Why Apple buying Netflix could happen
Apple is a success by almost any measure that you could look at. It’s the top technology company in the world and is 2nd to Exxon (XOM) at the the top of the most valuable companies in the world. For all of its successes, Apple is still fighting to get to the next step. For Steve Jobs, that means having access to the living rooms of Americans. It’s a huge battle that other companies such as Microsoft, Google and Sony are also waging. Why? Because Apple already dominates the computer, portable music and tablet markets and has significant market share in the mobile phone business. But Apple TV is having a more difficult time breaking through. There’s incredible competition from huge companies and it’s not clear how Apple will be able to take over this market.

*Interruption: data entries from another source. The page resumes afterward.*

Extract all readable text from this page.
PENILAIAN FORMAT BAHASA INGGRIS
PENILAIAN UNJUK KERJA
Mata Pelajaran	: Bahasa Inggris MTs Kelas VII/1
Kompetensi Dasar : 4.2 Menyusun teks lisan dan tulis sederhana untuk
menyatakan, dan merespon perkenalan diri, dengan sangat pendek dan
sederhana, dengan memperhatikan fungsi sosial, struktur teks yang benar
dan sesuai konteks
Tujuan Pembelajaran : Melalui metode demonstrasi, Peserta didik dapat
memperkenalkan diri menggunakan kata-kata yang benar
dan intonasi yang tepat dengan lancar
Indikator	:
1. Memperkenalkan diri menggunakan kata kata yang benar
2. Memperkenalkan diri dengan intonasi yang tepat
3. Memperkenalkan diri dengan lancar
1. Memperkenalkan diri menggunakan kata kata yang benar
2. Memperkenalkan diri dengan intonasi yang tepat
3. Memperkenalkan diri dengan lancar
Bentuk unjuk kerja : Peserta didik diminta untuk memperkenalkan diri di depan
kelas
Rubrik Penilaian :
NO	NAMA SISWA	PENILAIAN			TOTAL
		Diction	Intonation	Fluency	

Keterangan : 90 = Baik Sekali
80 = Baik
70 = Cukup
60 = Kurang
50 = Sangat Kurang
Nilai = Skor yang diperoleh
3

Netflix however is already at the center of the living room. It’s stand alone device is used by millions to access movies either through streaming or through delivery. Also, Netflix has positioned itself with alliances in the gaming market with players such as Nintendo’s WII and Microsoft’s XBox among others. Thus, buying Netflix would be a very quick and efficient way of gaining huge market share and a competitive edge over other players….
Apple is also waging another battle with content providers such as tv stations, etc. It regards the distribution and pricing of content over all of Apple’s devices. It is a difficult battle because content producers are fearful that the same thing that happened to music executives could happen to them. What is that exactly? Music used to be sold through CD’s (you might remember what those look like) but as they went digital, their was basically one seller of the music; Apple through its Itunes program. That gave Apple incredible pricing power over music executives who simply cannot afford to not sell music on Itunes.
Because of that, content providers are very reluctant to give a lot of power to Apple as they move their content online. TV networks have tried using a self-made alternative; Hulu. It has worked well but Apple still controls enough market to make it difficult for producers to ignore it. Buying Netflix and its nearly 20 million customers would be a huge step in forcing content producers to live by Apple’s terms and conditions. For Apple, that is critical. To give you an idea, Netflix has rights to 100,000 movies, that is 10 times as much as Apple currently has.
Why Apple might NOT buy Netflix
Not Apple’s type of acquisition
Apple and Google are two competitors that both have huge amounts of cash but both have been focused mostly on smaller acquisitions. Netflix is everything but a small acquisition with a market cap of around $10 billion. Why are they buying smaller companies? You could speculate on many possible reasons but I think that here are the main ones:
-Apple wants to keep most of its cash at its disposal
-Buying a bigger company is much more difficult to integrate
-The risks of losing a part of Apple’s identity and corporate culture when buying bigger companies is significant
-Apple seems to think it can do almost everything on its own so they focus on small targets that have very very specialized skills
The one thing I would say is that Netflix’s culture is not miles away from Apple’s the way that Research in Motion or Yahoo would be. That being said, I still don’t see a big acquisition as probable for Apple….
This is a key point. Just take a look at Netflix’s chart… the company’s stock has gained so much that buying now would come with a very expensive price tag. The P/E ratio of Netflix is also quite high as you can see here, which also screams like an expensive stock.